Le 13 avril 2025, le ministre de l’Économie, Éric Lombard, a annoncé que la France devra mobiliser un effort supplémentaire de 40 milliards d’euros pour ramener son déficit public à 4,6 % du produit intérieur brut (PIB) en 2026. Cette trajectoire budgétaire s’inscrit dans une stratégie de redressement des comptes publics entamée en 2023, sans augmentation d’impôt pour les ménages ou les entreprises. L’exécutif privilégie des économies structurelles et une optimisation de la dépense publique.
Budget : un objectif de 4,6 % de déficit pour 2026
L’objectif fixé par le gouvernement est de réduire progressivement le déficit public. Après un niveau attendu de 5,4 % du PIB en 2025, la cible pour 2026 est fixée à 4,6 %. Cette ambition s’inscrit dans une trajectoire à moyen terme visant à ramener le déficit public sous la barre des 3 % à l’horizon 2029.

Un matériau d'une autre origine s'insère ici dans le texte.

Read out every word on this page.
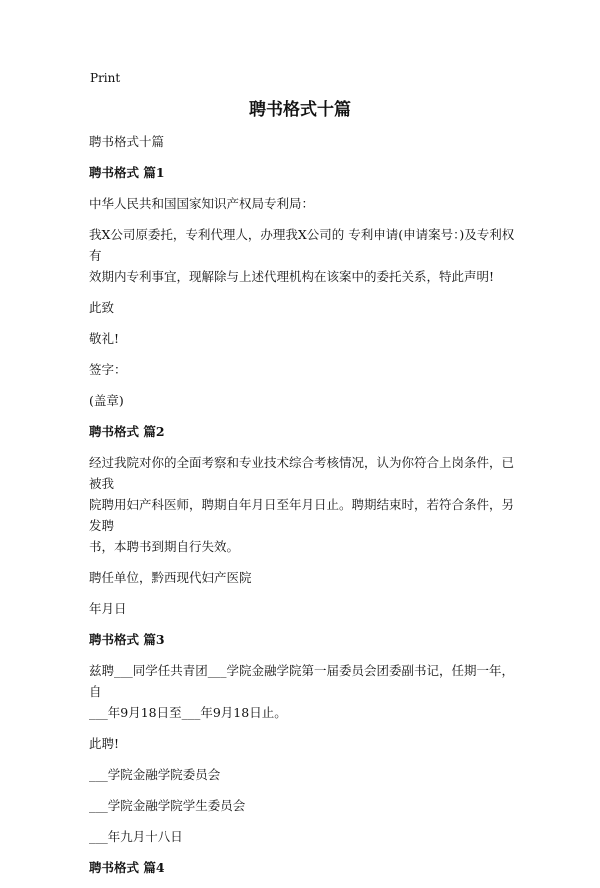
Print
聘书格式十篇
聘书格式十篇
聘书格式 篇1
中华人民共和国国家知识产权局专利局：
我X公司原委托，专利代理人，办理我X公司的 专利申请(申请案号：)及专利权有
效期内专利事宜，现解除与上述代理机构在该案中的委托关系，特此声明!
此致
敬礼!
签字：
(盖章)
聘书格式 篇2
经过我院对你的全面考察和专业技术综合考核情况，认为你符合上岗条件，已被我
院聘用妇产科医师，聘期自年月日至年月日止。聘期结束时，若符合条件，另发聘
书，本聘书到期自行失效。
聘任单位，黔西现代妇产医院
年月日
聘书格式 篇3
兹聘___同学任共青团___学院金融学院第一届委员会团委副书记，任期一年，自
___年9月18日至___年9月18日止。
此聘!
___学院金融学院委员会
___学院金融学院学生委员会
___年九月十八日
聘书格式 篇4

Selon Éric Lombard, cet effort passera « essentiellement par des économies », sans qu’aucune hausse d’impôt ne soit prévue. Il a précisé lors de plusieurs prises de parole que la France disposait encore de marges d’ajustement grâce à un niveau de dépenses publiques représentant 57 % du PIB.
Un effort estimé à 40 milliards d’euros
Le montant total des ajustements nécessaires pour respecter l’objectif de déficit en 2026 est estimé à 40 milliards d’euros. Ce chiffre a été confirmé par plusieurs membres du gouvernement, notamment par Amélie de Montchalin, ministre chargée des Comptes publics, dans l’émission Questions politiques sur France Inter, et par la porte-parole du gouvernement, Sophie Primas.
La répartition exacte des économies n’a pas encore été précisée. Éric Lombard a indiqué qu’il était encore trop tôt pour en détailler les modalités, le projet de loi de finances pour 2026 n’étant pas encore finalisé, rappelle 20 Minutes. Toutefois, le principe d’un cadrage budgétaire strict a été acté, excluant toute hausse générale de la fiscalité.
Maintien des engagements fiscaux : pas de hausse d’impôts prévue
Le gouvernement a réaffirmé son engagement à ne pas augmenter les impôts des entreprises ni ceux des classes moyennes. « Hors de question d’augmenter les impôts », a déclaré Éric Lombard. Sophie Primas a également insisté sur le respect de cette ligne, qualifiée de « ligne rouge » par l’exécutif, souligne Le Figaro.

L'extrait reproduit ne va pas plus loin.